Nun kommt ein heikler Moment: Johanna muss in die Wohnung zurück und über die Schlafenden hinwegsteigen, um die Öllampe aus der Küche zu holen. Wenn dabei die Kleine aufwacht, ist es um Johannas Ruhe geschehen.
Vorsichtig wirft sie einen Blick durch die Tür: Noch schlafen alle. Mit drei Schritten ist sie bei der Öllampe. Die hat mit gutem Grund die ganze Nacht auf Sparflamme gebrannt: Wer will schon den Morgen damit zubringen, einen Holzstab auf einem Holzstück zwischen den Handflächen hin- und herzureiben, damit das Holzstück irgendwann zu glimmen beginnt. Bei der Nachbarin um Feuer zu bitten, verbietet Johannas Stolz: Sie hat einen Ruf zu verlieren als Hüterin des Feuers.
„Shalaam, Johanna!“ So leise sie auch mit der Öllampe in der Hand über die Schlafenden hinweggehuscht ist – ihren Mann hat sie doch geweckt.
„Shalaam, Eleasar.“ Sie küssen sich. „Ich muss bald aufs Feld, Johanna.“ –
„Ich weiß.“
Eleasar eilt, in sein mit Schaufäden behangenes Obergewand gehüllt, aufs Flachdach, befestigt seine Gebetskapseln an der Stirn und am linken Arm und richtet den Blick Richtung Jerusalem, um sein Morgengebet zu sprechen. Da beginnt auch schon die kleine Sapphira zu schreien.
Nun erwachen die größeren Mädchen und Berenike, die Schwiegertochter. Sie eilt zu ihrem Töchterchen, löst ihm die langen, breiten Stoffstreifen, mit denen sie es fest umwickelt hat, sortiert darunter die durchnässten Lumpen aus, wäscht das Kind, reibt es ab und wickelt es wieder ein.
„Du musst es fester wickeln“, sagt Johanna und schnürt die Lumpen so fest zu, dass das Baby unbeweglich wird wie eine Mumie (bü). „Es ist doch schon fast drei Monate alt“, wendet Berenike ein, „da können wir doch wenigstens seine Ärmchen zappeln lassen.“ Aber Johanna bleibt unerbittlich: „Es ist noch nicht so weit.

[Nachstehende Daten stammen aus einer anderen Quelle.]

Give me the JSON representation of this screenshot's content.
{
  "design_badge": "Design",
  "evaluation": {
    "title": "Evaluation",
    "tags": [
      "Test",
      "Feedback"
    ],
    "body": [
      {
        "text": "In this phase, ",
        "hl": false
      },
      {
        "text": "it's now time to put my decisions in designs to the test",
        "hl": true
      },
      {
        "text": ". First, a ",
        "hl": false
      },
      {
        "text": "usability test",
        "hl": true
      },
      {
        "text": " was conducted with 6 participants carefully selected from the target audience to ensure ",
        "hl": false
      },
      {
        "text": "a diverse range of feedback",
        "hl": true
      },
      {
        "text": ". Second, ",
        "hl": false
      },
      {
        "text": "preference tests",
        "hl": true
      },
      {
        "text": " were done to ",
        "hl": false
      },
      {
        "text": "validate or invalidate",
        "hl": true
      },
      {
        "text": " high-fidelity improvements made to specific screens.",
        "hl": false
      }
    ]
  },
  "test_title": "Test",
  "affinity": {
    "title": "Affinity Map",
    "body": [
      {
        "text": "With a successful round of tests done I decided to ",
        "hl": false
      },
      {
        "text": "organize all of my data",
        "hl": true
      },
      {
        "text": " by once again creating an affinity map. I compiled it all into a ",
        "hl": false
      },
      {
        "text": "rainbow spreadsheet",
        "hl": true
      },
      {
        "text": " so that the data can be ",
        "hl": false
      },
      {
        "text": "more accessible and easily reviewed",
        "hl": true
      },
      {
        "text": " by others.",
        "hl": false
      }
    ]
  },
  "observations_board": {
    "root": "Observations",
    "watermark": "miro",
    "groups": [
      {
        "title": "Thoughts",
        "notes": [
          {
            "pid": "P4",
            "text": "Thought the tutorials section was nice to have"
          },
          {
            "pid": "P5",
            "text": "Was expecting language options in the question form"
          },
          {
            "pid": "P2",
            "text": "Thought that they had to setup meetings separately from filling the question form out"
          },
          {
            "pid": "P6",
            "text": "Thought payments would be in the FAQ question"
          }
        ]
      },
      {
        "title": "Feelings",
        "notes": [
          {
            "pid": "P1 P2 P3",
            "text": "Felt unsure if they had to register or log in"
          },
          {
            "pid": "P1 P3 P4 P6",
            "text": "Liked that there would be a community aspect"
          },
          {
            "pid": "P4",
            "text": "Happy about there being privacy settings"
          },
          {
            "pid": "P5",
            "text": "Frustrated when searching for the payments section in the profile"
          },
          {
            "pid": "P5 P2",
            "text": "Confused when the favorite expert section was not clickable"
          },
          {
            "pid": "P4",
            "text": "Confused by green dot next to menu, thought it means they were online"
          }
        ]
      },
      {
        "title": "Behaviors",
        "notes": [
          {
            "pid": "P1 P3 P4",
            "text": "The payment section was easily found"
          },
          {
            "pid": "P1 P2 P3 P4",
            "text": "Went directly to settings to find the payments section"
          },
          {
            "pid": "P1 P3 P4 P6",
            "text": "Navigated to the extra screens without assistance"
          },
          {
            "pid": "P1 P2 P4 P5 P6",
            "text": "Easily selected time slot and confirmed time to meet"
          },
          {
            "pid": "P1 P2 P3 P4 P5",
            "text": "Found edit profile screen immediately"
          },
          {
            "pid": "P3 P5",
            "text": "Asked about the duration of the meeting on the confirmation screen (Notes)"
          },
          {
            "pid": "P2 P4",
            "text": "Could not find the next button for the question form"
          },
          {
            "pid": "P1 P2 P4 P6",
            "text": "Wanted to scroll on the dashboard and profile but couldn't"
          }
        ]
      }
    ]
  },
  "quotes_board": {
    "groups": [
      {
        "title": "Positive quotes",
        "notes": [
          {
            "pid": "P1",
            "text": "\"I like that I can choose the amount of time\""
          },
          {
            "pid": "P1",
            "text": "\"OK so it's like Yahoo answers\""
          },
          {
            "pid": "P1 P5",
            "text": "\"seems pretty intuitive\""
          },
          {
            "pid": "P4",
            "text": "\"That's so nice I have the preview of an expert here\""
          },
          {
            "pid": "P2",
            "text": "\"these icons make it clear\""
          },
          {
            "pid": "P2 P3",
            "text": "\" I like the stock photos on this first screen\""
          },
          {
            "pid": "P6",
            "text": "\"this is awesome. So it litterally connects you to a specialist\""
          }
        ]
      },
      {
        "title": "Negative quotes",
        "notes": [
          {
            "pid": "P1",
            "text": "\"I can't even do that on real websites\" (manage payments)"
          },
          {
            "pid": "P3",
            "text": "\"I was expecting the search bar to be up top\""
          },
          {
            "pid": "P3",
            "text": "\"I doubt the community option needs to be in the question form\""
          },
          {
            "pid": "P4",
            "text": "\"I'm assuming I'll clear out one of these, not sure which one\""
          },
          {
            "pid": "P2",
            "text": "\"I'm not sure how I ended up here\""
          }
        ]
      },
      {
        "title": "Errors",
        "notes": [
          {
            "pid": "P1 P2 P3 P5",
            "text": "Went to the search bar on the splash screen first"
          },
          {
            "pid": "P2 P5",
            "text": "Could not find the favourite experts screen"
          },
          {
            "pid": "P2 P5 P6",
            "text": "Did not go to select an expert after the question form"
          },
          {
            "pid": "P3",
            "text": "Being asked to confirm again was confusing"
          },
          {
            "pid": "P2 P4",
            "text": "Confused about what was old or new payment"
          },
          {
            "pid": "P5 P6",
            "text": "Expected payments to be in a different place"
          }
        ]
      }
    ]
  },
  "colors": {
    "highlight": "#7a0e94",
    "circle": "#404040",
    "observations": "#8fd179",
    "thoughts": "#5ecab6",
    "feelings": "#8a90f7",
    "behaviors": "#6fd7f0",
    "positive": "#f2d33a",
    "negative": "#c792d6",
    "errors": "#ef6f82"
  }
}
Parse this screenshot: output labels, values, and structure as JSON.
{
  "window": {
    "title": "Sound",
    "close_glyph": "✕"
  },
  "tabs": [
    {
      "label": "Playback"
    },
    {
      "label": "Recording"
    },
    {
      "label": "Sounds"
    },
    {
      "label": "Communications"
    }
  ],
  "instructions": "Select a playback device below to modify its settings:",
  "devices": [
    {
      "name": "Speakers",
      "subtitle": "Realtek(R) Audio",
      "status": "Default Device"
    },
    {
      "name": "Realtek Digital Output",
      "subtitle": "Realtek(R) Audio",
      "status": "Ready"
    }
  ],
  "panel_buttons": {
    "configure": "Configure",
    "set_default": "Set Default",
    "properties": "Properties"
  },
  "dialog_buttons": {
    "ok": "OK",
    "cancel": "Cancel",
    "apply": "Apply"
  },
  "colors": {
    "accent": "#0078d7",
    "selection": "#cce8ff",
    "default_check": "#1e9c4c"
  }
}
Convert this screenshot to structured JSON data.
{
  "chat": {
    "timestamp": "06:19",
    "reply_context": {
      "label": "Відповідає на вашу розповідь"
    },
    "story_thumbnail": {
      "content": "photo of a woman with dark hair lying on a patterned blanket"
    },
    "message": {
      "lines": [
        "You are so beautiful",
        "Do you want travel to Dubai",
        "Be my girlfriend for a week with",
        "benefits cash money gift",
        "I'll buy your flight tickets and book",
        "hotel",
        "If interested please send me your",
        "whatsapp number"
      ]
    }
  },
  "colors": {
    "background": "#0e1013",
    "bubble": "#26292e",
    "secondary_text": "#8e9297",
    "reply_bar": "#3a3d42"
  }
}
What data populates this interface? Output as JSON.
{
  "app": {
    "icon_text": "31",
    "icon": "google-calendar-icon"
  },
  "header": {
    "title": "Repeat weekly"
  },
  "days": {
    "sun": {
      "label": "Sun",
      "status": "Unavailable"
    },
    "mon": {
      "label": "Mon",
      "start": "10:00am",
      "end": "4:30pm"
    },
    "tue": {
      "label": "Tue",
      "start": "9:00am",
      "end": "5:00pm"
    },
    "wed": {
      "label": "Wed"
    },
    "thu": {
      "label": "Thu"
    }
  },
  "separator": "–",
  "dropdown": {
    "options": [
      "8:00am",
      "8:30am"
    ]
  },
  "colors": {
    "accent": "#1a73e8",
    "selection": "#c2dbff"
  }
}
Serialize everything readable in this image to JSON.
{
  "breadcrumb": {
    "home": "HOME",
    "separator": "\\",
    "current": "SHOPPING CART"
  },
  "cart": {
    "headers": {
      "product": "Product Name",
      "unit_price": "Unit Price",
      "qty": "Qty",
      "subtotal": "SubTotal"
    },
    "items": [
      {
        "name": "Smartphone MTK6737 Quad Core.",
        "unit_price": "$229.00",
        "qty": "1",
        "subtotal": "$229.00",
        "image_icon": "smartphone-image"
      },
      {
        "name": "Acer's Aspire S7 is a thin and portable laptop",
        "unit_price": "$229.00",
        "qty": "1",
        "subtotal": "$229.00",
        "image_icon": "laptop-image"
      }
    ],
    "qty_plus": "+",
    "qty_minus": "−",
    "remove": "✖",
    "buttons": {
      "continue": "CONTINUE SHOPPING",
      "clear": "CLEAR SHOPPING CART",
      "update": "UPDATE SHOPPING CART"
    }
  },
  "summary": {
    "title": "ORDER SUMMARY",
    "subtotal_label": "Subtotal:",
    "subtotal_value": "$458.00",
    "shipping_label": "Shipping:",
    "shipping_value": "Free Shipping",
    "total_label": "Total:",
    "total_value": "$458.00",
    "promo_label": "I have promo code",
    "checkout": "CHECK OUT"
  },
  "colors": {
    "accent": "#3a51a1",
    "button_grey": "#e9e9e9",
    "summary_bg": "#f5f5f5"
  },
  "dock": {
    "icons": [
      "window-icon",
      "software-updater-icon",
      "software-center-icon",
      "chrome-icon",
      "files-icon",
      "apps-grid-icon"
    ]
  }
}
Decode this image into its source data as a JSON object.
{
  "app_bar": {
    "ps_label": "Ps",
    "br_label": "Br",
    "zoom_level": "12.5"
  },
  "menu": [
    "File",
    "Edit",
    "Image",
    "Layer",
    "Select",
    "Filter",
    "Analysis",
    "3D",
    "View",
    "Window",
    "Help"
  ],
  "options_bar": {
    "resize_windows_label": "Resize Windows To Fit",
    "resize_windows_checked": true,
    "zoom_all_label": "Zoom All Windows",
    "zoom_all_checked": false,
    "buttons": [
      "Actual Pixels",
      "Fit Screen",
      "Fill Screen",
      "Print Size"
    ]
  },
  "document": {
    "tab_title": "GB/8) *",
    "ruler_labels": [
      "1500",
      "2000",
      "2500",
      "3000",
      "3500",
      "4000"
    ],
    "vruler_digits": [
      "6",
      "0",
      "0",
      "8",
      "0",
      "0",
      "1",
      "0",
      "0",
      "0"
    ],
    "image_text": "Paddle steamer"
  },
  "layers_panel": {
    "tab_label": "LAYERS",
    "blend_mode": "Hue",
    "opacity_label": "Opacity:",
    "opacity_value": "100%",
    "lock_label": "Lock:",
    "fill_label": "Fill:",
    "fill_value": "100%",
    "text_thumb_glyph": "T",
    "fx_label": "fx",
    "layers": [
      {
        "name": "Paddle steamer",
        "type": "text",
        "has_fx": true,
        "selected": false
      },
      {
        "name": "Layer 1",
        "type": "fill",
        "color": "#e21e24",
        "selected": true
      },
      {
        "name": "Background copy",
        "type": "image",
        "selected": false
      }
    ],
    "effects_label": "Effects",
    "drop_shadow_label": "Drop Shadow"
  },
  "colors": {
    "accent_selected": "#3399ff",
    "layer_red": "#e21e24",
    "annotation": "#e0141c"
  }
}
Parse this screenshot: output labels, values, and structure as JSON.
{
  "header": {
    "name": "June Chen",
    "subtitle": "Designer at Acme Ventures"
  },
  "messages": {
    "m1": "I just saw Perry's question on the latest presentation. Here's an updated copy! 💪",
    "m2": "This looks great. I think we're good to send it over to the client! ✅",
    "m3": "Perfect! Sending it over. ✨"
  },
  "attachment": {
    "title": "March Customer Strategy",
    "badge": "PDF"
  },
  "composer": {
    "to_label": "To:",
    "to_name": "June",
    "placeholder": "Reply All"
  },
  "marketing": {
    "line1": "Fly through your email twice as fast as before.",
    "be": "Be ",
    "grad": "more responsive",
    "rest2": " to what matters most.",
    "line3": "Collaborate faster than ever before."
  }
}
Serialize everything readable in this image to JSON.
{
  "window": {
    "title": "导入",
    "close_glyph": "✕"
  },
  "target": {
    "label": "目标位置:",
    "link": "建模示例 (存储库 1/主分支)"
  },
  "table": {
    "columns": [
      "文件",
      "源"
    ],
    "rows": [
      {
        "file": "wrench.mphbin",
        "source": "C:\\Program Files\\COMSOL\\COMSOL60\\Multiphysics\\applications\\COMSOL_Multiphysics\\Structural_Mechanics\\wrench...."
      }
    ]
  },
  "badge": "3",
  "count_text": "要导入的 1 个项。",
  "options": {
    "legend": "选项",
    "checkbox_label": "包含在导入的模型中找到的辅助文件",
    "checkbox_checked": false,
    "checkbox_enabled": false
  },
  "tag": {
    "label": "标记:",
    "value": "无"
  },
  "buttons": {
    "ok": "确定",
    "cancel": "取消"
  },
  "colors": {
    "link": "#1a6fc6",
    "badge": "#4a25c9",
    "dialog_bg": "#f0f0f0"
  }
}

Wenn wir es nicht festschnüren, haben die Dämonen leichtes Spiel, und außerdem werden ihre Glieder krumm.“
Im Backofen hat sich das Feuer zu Gluten zurückgebildet: Zeit für Johanna, die Teigfladen an die Innenwände des Ofens zu klatschen, wo sie kleben bleiben und rasch gar werden. Salome, die ältere ihrer beiden Töchter, füttert und melkt derweil die Ziegen.
Inzwischen sind auch die beiden Söhne und der Schwiegervater aufgestanden. Die zehnjährige Amma kehrt mit dem Uringefäß ihres gebrechlichen Großvaters ins Haus zurück, rollt die Schlafmatten um die Kopfstützen und stapelt sie: Aus dem Schlafplatz wird eine Essnische.
Die Frauen legen Brote, Feigen, Oliven, Ziegenmilch, Butter und Honig bereit. Man kauert sich kreisförmig nieder. Der Vater spricht den Segen: „Gesegnet du, Herr unser Gott, König der Welt, der Brot aus der Erde hervorgehen lässt.“ –
„Amen“, sagen alle.
Dann bricht der Vater das Brot und verteilt es. Sie essen schnell, denn Eleasar will mit Judas rasch aufs Feld – nicht mit dem Großvater, sondern mit seinem gleichnamigen Ältesten –, Thaddaios muss zum Bibelunterrichtin die Synagoge, und die Frauen möchten möglichst rasch wieder abräumen: Sie haben noch viel Arbeit vor sich.